The skin comes from European oxen, these cattle are killed according to the strictest EU legislation. The skin is then sourced, depilated and the remaining pieces of meat are removed in a scraping process. The skin is now ready for tanning.
This is all done in the province of Brabant, in the Netherlands. We keep the supply chain short, ensuring lower CO2 emissions in production. The skin is first chrome tanned. This process is done in a large rotating barrel. Chrome tanning is a mineral tanning method which is commonly used today. The chrome salts that are used come from chrome ore.

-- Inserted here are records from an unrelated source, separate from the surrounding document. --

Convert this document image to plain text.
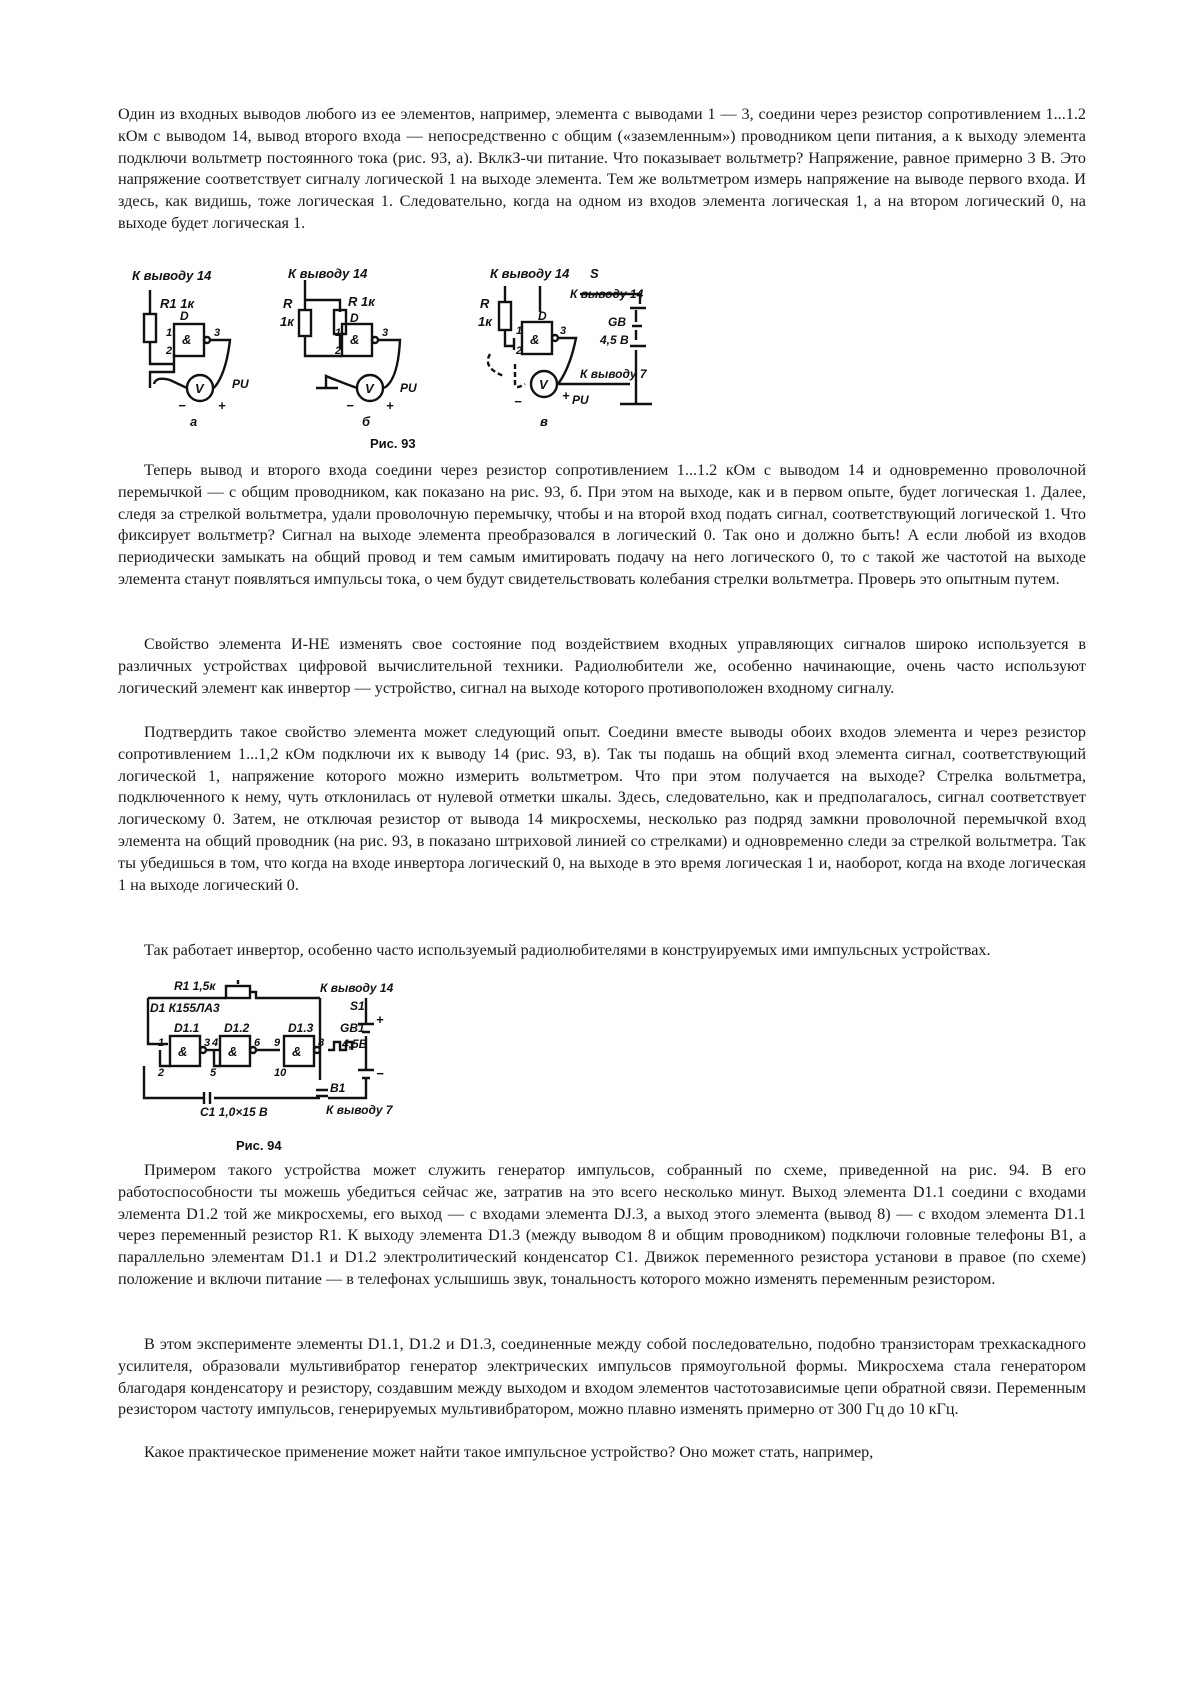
Один из входных выводов любого из ее элементов, например, элемента с выводами 1 — 3, соедини через резистор сопротивлением 1...1.2 кОм с выводом 14, вывод второго входа — непосредственно с общим («заземленным») проводником цепи питания, а к выходу элемента подключи вольтметр постоянного тока (рис. 93, а). ВклкЗ-чи питание. Что показывает вольтметр? Напряжение, равное примерно 3 В. Это напряжение соответствует сигналу логической 1 на выходе элемента. Тем же вольтметром измерь напряжение на выводе первого входа. И здесь, как видишь, тоже логическая 1. Следовательно, когда на одном из входов элемента логическая 1, а на втором логический 0, на выходе будет логическая 1.

К выводу 14
R1 1к
D
&
1
2
3
V PU
− +
а
К выводу 14
R
1к
R 1к
D
&
1
2
3
V PU
− +
б
К выводу 14 S
R
1к	D
&
1
2
3
К выводу 14
GB
4,5 В
К выводу 7
V
PU
−	+
в
Рис. 93

Теперь вывод и второго входа соедини через резистор сопротивлением 1...1.2 кОм с выводом 14 и одновременно проволочной перемычкой — с общим проводником, как показано на рис. 93, б. При этом на выходе, как и в первом опыте, будет логическая 1. Далее, следя за стрелкой вольтметра, удали проволочную перемычку, чтобы и на второй вход подать сигнал, соответствующий логической 1. Что фиксирует вольтметр? Сигнал на выходе элемента преобразовался в логический 0. Так оно и должно быть! А если любой из входов периодически замыкать на общий провод и тем самым имитировать подачу на него логического 0, то с такой же частотой на выходе элемента станут появляться импульсы тока, о чем будут свидетельствовать колебания стрелки вольтметра. Проверь это опытным путем.

Свойство элемента И-НЕ изменять свое состояние под воздействием входных управляющих сигналов широко используется в различных устройствах цифровой вычислительной техники. Радиолюбители же, особенно начинающие, очень часто используют логический элемент как инвертор — устройство, сигнал на выходе которого противоположен входному сигналу.

Подтвердить такое свойство элемента может следующий опыт. Соедини вместе выводы обоих входов элемента и через резистор сопротивлением 1...1,2 кОм подключи их к выводу 14 (рис. 93, в). Так ты подашь на общий вход элемента сигнал, соответствующий логической 1, напряжение которого можно измерить вольтметром. Что при этом получается на выходе? Стрелка вольтметра, подключенного к нему, чуть отклонилась от нулевой отметки шкалы. Здесь, следовательно, как и предполагалось, сигнал соответствует логическому 0. Затем, не отключая резистор от вывода 14 микросхемы, несколько раз подряд замкни проволочной перемычкой вход элемента на общий проводник (на рис. 93, в показано штриховой линией со стрелками) и одновременно следи за стрелкой вольтметра. Так ты убедишься в том, что когда на входе инвертора логический 0, на выходе в это время логическая 1 и, наоборот, когда на входе логическая 1 на выходе логический 0.

Так работает инвертор, особенно часто используемый радиолюбителями в конструируемых ими импульсных устройствах.

R1 1,5к
D1 К155ЛА3
D1.1 D1.2	D1.3
&	&	&
1
2
3 4
5
6 9
10
8
К выводу 14
S1
GB1
4,5В
+
−
B1
К выводу 7
C1 1,0×15 В
Рис. 94

Примером такого устройства может служить генератор импульсов, собранный по схеме, приведенной на рис. 94. В его работоспособности ты можешь убедиться сейчас же, затратив на это всего несколько минут. Выход элемента D1.1 соедини с входами элемента D1.2 той же микросхемы, его выход — с входами элемента DJ.3, а выход этого элемента (вывод 8) — с входом элемента D1.1 через переменный резистор R1. К выходу элемента D1.3 (между выводом 8 и общим проводником) подключи головные телефоны B1, а параллельно элементам D1.1 и D1.2 электролитический конденсатор С1. Движок переменного резистора установи в правое (по схеме) положение и включи питание — в телефонах услышишь звук, тональность которого можно изменять переменным резистором.

В этом эксперименте элементы D1.1, D1.2 и D1.3, соединенные между собой последовательно, подобно транзисторам трехкаскадного усилителя, образовали мультивибратор генератор электрических импульсов прямоугольной формы. Микросхема стала генератором благодаря конденсатору и резистору, создавшим между выходом и входом элементов частотозависимые цепи обратной связи. Переменным резистором частоту импульсов, генерируемых мультивибратором, можно плавно изменять примерно от 300 Гц до 10 кГц.

Какое практическое применение может найти такое импульсное устройство? Оно может стать, например,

The color that the skin gets through the chrome tanning is light blue, which is called “wet-blue”. The chromium used for tanning is chromium III, not to be confused with the toxic chromium varieties, chromium IV or VI.
After the skin is pre-tanned, it is tanned. This is done vegetable. Vegetable tanning is the original way of tanning, done in this case with tannins extracted from acacia bark. One of the best-known tannin-compounds also occurs in tea and wine, called simply ‘fabric Tannin’. We call this way of tanning leather “combined tanning”.
After these two processes the skin of the oxen has become true leather. To get a nice smooth lacquer layer on this leather, a PU foil with the right color is glued on. This way you have the advantages of the leather and a nice smooth lacquer finish.